Sejarah: Pembelajaran dari Peristiwa yang ‘Telah Terjadi’
Dengan memahami bahwa sejarah adalah tentang peristiwa-peristiwa yang ‘terjadi’, kita dapat mulai memperhatikan cara-cara di mana sejarah membantu kita belajar dan tumbuh sebagai individu dan masyarakat.
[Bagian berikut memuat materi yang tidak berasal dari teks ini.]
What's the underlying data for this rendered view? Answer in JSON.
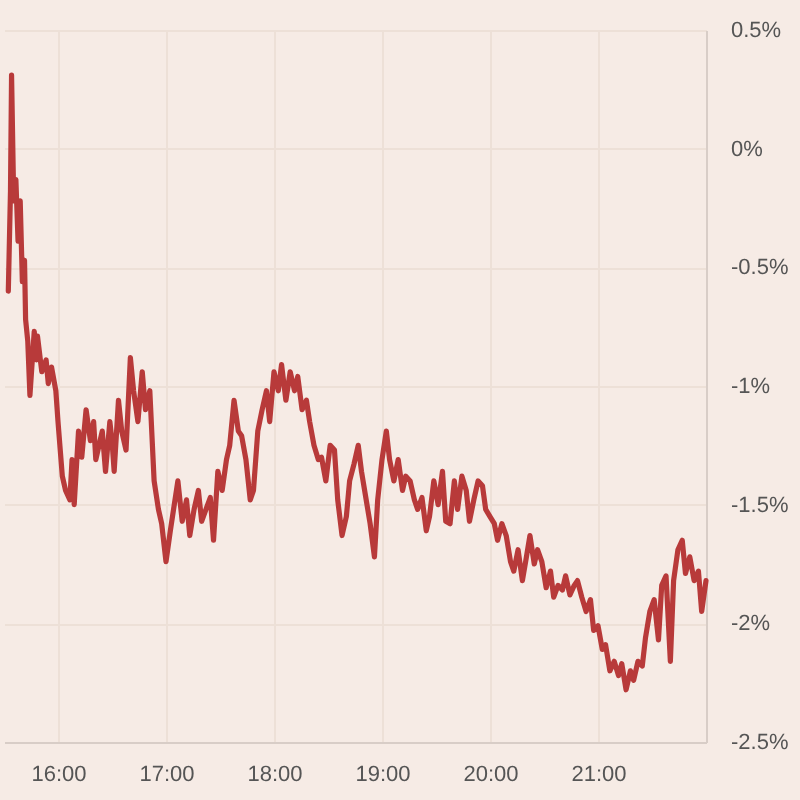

Sejarah memungkinkan kita memahami asal-usul kita, memahami pola dan peristiwa yang telah membentuk dunia kita saat ini, dan memberikan pandangan untuk mengantisipasi apa yang mungkin ada di masa depan. Dengan kata lain, dengan mempelajari dan memahami peristiwa-peristiwa yang ‘telah terjadi’, kita dapat merencanakan dan mempersiapkan apa yang ‘akan terjadi’.
Kesimpulan
Jadi, apabila kata sejarah dilihat dari perspektif ‘geschieden’, membantu kita mengingat bahwa sejarah lebih dari sekadar kronologi peristiwa masa lalu. Sebagai catatan peristiwa yang ‘telah terjadi’, sejarah merupakan perangkat berharga untuk belajar, merenung, dan merencanakan masa depan. Dengan memahami arti ini, kita dapat menghargai dan memanfaatkan sejarah dengan cara yang lebih mendalam dan menguntungkan. Selanjutnya, memahami bahwa sejarah adalah tentang apa yang telah ‘terjadi’ membuka pikiran kita untuk memahami dan menciptakan makna dari peristiwa yang ‘akan terjadi’.